Oscar Machioni enjoys a versatile career as solo and collaborative pianist, teacher and mentor, author, adjudicator, recording artist, and higher education administrator. Oscar grew up in Tafí Viejo, a small town in northern Argentina, and at age eight he asked his parents for piano lessons. His piano studies were carried out without a piano at home. In fact, he was 18 when his parents were able to buy him his first piano. Creativity was boiling in his blood, but without a piano his outlets were playing and composing for the recorder, painting, designing, Legos, chemistry sets, build things with wood, and theatre.
The lack of piano did not derail him from pursuing a career in music. Following high school graduation, he enrolled at Universidad Nacional de Tucumán for Civil Engineering and Music. After two months, he quit Engineering and dedicated himself completely to music. He progressed very quickly and in 1992 obtained a scholarship to study piano at the Academy of Music of Krakow. Upon graduation and a short visit to relatives in New York City, where he took private lessons, Oscar decided to continue with his Masters in Piano at SUNY-Fredonia, later transferring to Louisiana State University. Finally, completing his Doctoral piano studies at the University of Arizona (UofA). He is always thankful to all his piano mentors who believed in him: Lucia Herrera, Celina Lis, Ewa Bukojemska, Ana Maria Trenchi de Bottazzi, Phyllis East, Michael Gurt, Nohema Fernandez, and Tannis Gibson.
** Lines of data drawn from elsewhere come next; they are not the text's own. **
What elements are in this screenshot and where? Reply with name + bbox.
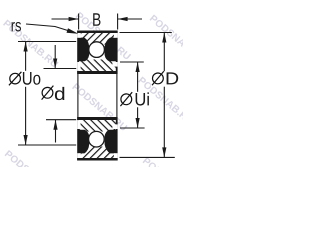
B arrow right <box>118 18 142 20</box>
label Uo <box>10 73 21 84</box>
D extension line top <box>120 32 172 34</box>
label B <box>93 13 100 25</box>
bore silhouette line left <box>77 74 79 117</box>
B extension line left <box>78 14 80 30</box>
label Ui <box>121 94 132 105</box>
watermark tile top-right <box>147 13 206 65</box>
label d <box>42 87 53 98</box>
D dimension line <box>163 33 165 158</box>
d arrow bottom <box>55 120 57 143</box>
Uo extension line bottom <box>18 144 76 146</box>
B arrow left <box>52 18 79 20</box>
Uo dimension line <box>25 42 27 146</box>
inner ring hatch bottom <box>79 120 117 132</box>
label Ui background <box>120 92 151 108</box>
Ui dimension line <box>137 62 139 128</box>
Ui extension line top <box>120 61 144 63</box>
label D <box>153 73 164 84</box>
watermark tile top-middle <box>73 11 132 63</box>
watermark tile right <box>136 75 195 127</box>
rs leader <box>26 24 71 32</box>
watermark tile bottom-right <box>140 156 199 208</box>
d extension line top <box>44 68 77 70</box>
label D background <box>151 71 180 87</box>
B extension line right <box>117 14 119 30</box>
label Uo background <box>8 71 42 87</box>
watermark tile bottom-left <box>2 149 61 201</box>
D extension line bottom <box>120 156 175 158</box>
outer ring hatch bottom <box>79 147 117 159</box>
watermark tile upper-left <box>1 18 60 70</box>
watermark tile middle <box>70 82 129 134</box>
ball top <box>89 42 105 58</box>
Ui extension line bottom <box>120 127 145 129</box>
bore silhouette line right <box>116 74 118 117</box>
d arrow top <box>54 45 56 69</box>
outer ring hatch top <box>79 33 117 45</box>
bearing top half-section <box>77 31 117 75</box>
ball bottom <box>89 131 105 147</box>
bearing bottom half-section (mirrored) <box>77 117 117 161</box>
Uo extension line top <box>18 41 76 43</box>
bearing sections background <box>77 31 117 75</box>
label rs <box>12 22 21 31</box>
inner ring hatch top <box>79 60 117 72</box>
d extension line bottom <box>46 119 76 121</box>
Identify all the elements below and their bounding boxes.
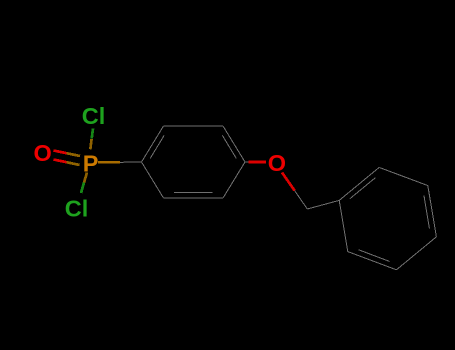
bond C4-O2 O half (red) bbox=[249, 161, 267, 164]
svg-text:Cl: Cl bbox=[65, 196, 89, 222]
bond P-Cl bottom, P half (orange) bbox=[84, 173, 87, 183]
bond P-C1 (to ring), C half (gray) bbox=[120, 161, 142, 163]
benzene ring 2 edge C-D bbox=[428, 186, 437, 237]
bond O2-CH2, C half (gray) bbox=[295, 191, 308, 209]
benzene ring 2 inner double bond A-B bbox=[350, 178, 376, 199]
benzene ring 1 inner double bond L-TL bbox=[150, 135, 164, 158]
benzene ring 2 inner double bond E-F bbox=[358, 250, 389, 262]
benzene ring 1 inner double bond BR-BL bbox=[174, 192, 212, 194]
bond P-C1 (to ring), P half (orange) bbox=[98, 161, 120, 164]
bond CH2-ipso carbon (gray) bbox=[307, 200, 339, 209]
bond C4-O2 C half (gray stub) bbox=[245, 161, 249, 163]
benzene ring 1 edge R-BR bbox=[223, 162, 245, 198]
benzene ring 2 inner double bond C-D bbox=[424, 196, 429, 229]
bond P-Cl top, P half (orange) bbox=[90, 139, 91, 149]
svg-text:O: O bbox=[34, 140, 52, 166]
benzene ring 1 edge L-TL bbox=[142, 126, 164, 162]
bond P=O lower line, O half (red) bbox=[54, 160, 67, 163]
benzene ring 2 edge D-E bbox=[396, 237, 436, 270]
benzene ring 1 edge TL-TR (top) bbox=[164, 125, 224, 127]
benzene ring 1 edge BR-BL (bottom) bbox=[164, 197, 224, 199]
svg-text:Cl: Cl bbox=[82, 103, 106, 129]
svg-text:O: O bbox=[268, 150, 286, 176]
benzene ring 2 edge E-F bbox=[348, 252, 397, 270]
benzene ring 2 edge F-A bbox=[339, 200, 348, 251]
benzene ring 1 edge TR-R bbox=[223, 126, 245, 162]
bond P=O upper line, O half (red) bbox=[54, 151, 67, 154]
bond P-Cl bottom, Cl half (green) bbox=[81, 183, 84, 194]
bond P=O lower line, P half (orange) bbox=[67, 162, 80, 165]
benzene ring 2 edge B-C bbox=[379, 167, 428, 185]
benzene ring 1 edge BL-L bbox=[142, 162, 164, 198]
svg-text:P: P bbox=[83, 150, 99, 176]
benzene ring 2 edge A-B bbox=[339, 167, 379, 200]
benzene ring 1 inner double bond TR-R bbox=[222, 135, 236, 158]
bond P=O upper line, P half (orange) bbox=[67, 153, 81, 156]
bond O2-CH2, O half (red) bbox=[282, 173, 295, 191]
bond P-Cl top, Cl half (green) bbox=[92, 129, 93, 139]
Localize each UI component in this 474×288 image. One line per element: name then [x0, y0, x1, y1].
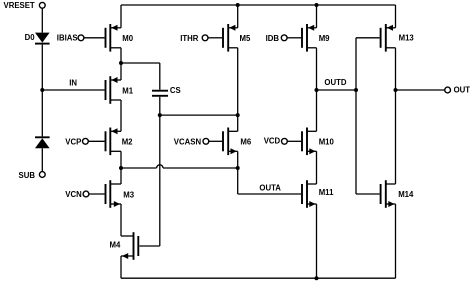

While a student at the UofA he won a summer Graduate Fellowship from the Smithsonian Institution’s Center for Latino Initiatives where he conducted research on the impact of the Argentine tango in the music of the US. This opportunity granted him access to documents and scores later becoming the topic of his dissertation: The Tango in American Piano Music. Selected Tangos by Thomson, Copland, Barber, Jaggard, Biscardi, and Bolcom, which was then published as a book by College Music Society. He has also published articles in piano pedagogy and literature.